At least the two escaped. It would do wonders for morale if they managed to rescue another child shortly.

-- Daphne Xu

Dehumanizing indeed

Unique story. Reminded me of a futuristic story I've read such as Kage Baker's "The Ruined Vacation". A couple bits were missing explanations; such as how and when the names Stewart and Savana were realized, all of the sudden the names were in use without any transitioning storyline. Amazing power in the human mind, wish I could use it the way described above.

>>> Kay

Brain Scans ad Nauseum.

It had not occurred to me that there might be a reason for me to write this story. Then I happened to remember having some sort of scan that revealed artifacts on the left side of my Brain. I've had lots of headaches and then Ocular Migraines and other manifestations. There have been various Concussions and that sort of thing. In one accident I attempted to push the top of my Spine into the base of my Brain and that was painful for years. Then I fractured C-6 and had funky coordination for a while. Then there is the AIS issue and I have no idea whatsoever if that influences things. Lately something like Arthritis is limiting my motion and hurting lots at times. I suppose that there have been a dozen Brain and Spinal Scans like MRIs, CTs, those with Nuclear stuff injected in various places, and all sorts of things. Psychological folk have a field day picnicking in my Grey matter.

Hot baths in Epson salts and low impact exercise seems to help. I'm stubborn and that seems to help. None of us lives forever.

Gwen

Developments 2024

It is now clear to me that much of this short story is factual. Much of this was done by the American Veterans Administration. Years ago I was likely experimented on with LSD or a prescription drug that was similar. I recently remembered being strapped down on a block of concrete in a padded room. I was never insane. Much of what I experienced was due to traumatic abuse by family and others. I've been scheduled for the second time to have Cataract surgery and do not trust them, so am contemplating a second opinion and possible use of someone not part of the government.

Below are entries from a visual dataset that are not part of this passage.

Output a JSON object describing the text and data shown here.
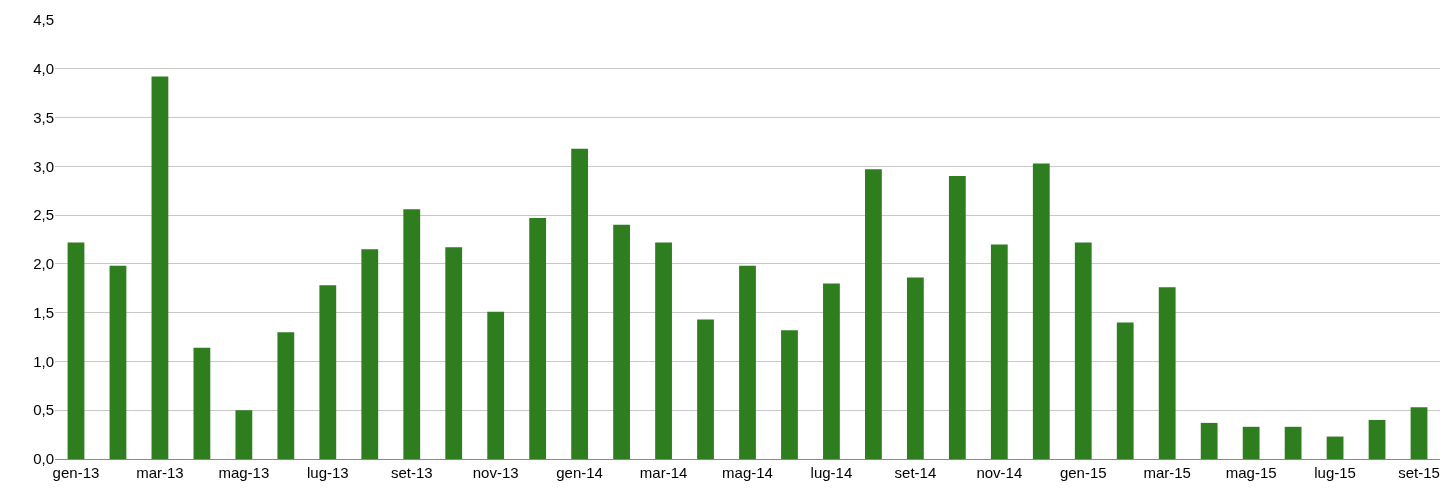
{
  "chart_data": {
    "type": "bar",
    "categories": [
      "gen-13",
      null,
      "mar-13",
      null,
      "mag-13",
      null,
      "lug-13",
      null,
      "set-13",
      null,
      "nov-13",
      null,
      "gen-14",
      null,
      "mar-14",
      null,
      "mag-14",
      null,
      "lug-14",
      null,
      "set-14",
      null,
      "nov-14",
      null,
      "gen-15",
      null,
      "mar-15",
      null,
      "mag-15",
      null,
      "lug-15",
      null,
      "set-15"
    ],
    "values": [
      2.22,
      1.98,
      3.92,
      1.14,
      0.5,
      1.3,
      1.78,
      2.15,
      2.56,
      2.17,
      1.51,
      2.47,
      3.18,
      2.4,
      2.22,
      1.43,
      1.98,
      1.32,
      1.8,
      2.97,
      1.86,
      2.9,
      2.2,
      3.03,
      2.22,
      1.4,
      1.76,
      0.37,
      0.33,
      0.33,
      0.23,
      0.4,
      0.53
    ],
    "color": "#2e7d1e",
    "ylim": [
      0,
      4.5
    ],
    "yticks": [
      {
        "value": 0,
        "label": "0,0"
      },
      {
        "value": 0.5,
        "label": "0,5"
      },
      {
        "value": 1,
        "label": "1,0"
      },
      {
        "value": 1.5,
        "label": "1,5"
      },
      {
        "value": 2,
        "label": "2,0"
      },
      {
        "value": 2.5,
        "label": "2,5"
      },
      {
        "value": 3,
        "label": "3,0"
      },
      {
        "value": 3.5,
        "label": "3,5"
      },
      {
        "value": 4,
        "label": "4,0"
      },
      {
        "value": 4.5,
        "label": "4,5"
      }
    ],
    "grid": "y"
  }
}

I've been fully off their drugs for almost two years now and so many ailments have cleared up. I do have swelling on my left side and suspicion that it is due to my odd genetics; perhaps I started out in the womb as twins and one of me reabsorbed to make just one fetus. So many of the Doctors are arrogant and dumb. I was never Trans, I just don't follow the stupid rules of society. For me it is best to be reclusive and limit my exposure to others. Just dyed my hair pink and like it.